The result is a portable passive system, entirely run by sunlight and physics. Here is how it works:

The heart of the team’s new design is a single stage that resembles a thin box, topped with a dark material that efficiently absorbs the heat of the sun. Inside, the box is separated into a top and bottom section. Water can flow through the top half, where the ceiling is lined with an evaporator layer that uses the sun’s heat to warm up and evaporate any water in direct contact. The water vapor is then funneled to the bottom half of the box, where a condensing layer air-cools the vapor into salt-free, drinkable liquid. The researchers set the entire box at a tilt within a larger, empty vessel, then attached a tube from the top half of the box down through the bottom of the vessel, and floated the vessel in saltwater.

In this configuration, water can naturally push up through the tube and into the box, where the tilt of the box, combined with the thermal energy from the sun, induces the water to swirl as it flows through. The small eddies help to bring water in contact with the upper evaporating layer while keeping salt circulating, rather than settling and clogging.

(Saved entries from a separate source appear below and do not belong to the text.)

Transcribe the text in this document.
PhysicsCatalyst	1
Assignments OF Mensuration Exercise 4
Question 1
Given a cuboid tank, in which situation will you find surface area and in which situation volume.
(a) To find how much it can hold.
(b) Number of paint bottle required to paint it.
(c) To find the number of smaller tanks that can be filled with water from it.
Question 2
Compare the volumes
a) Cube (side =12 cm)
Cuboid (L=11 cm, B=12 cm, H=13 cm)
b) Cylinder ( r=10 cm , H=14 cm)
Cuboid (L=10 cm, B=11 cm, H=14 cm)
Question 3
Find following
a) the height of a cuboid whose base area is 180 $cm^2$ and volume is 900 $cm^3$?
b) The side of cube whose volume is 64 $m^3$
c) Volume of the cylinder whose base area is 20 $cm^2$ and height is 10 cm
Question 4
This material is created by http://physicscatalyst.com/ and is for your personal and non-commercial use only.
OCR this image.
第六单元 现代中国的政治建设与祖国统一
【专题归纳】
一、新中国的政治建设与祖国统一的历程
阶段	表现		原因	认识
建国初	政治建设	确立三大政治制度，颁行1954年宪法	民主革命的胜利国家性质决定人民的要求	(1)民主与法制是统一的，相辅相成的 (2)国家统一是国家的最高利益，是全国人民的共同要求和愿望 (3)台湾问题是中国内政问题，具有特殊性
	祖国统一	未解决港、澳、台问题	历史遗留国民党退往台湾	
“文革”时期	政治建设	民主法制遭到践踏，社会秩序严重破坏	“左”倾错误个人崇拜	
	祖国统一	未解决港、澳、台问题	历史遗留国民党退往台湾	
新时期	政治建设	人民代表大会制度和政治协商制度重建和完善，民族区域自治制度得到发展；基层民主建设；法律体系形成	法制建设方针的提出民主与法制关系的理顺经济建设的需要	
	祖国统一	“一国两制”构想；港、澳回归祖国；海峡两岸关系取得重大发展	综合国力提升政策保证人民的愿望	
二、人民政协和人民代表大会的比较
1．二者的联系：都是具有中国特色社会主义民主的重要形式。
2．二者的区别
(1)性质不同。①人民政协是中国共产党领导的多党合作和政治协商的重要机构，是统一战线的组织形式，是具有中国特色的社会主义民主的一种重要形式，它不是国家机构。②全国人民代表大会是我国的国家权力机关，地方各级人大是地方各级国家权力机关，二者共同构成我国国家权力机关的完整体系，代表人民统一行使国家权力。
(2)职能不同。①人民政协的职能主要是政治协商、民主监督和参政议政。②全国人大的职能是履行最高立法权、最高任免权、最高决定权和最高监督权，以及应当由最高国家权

For a box a square meter in size it can produce 5 liters of drinkable water per hour. The system can also last for several years. Perhaps more importantly, the total price for the water is less than the average price for tap water in the US. The system should also be scalable.

Assuming the best case scenario, that this system works, is scalable, and can be economically mass-produced, it may go a long way to mitigate water insecurity. I doubt something like this will be a solution all by itself. We still need to globally manage our water properly. But at least technology offers us new tools.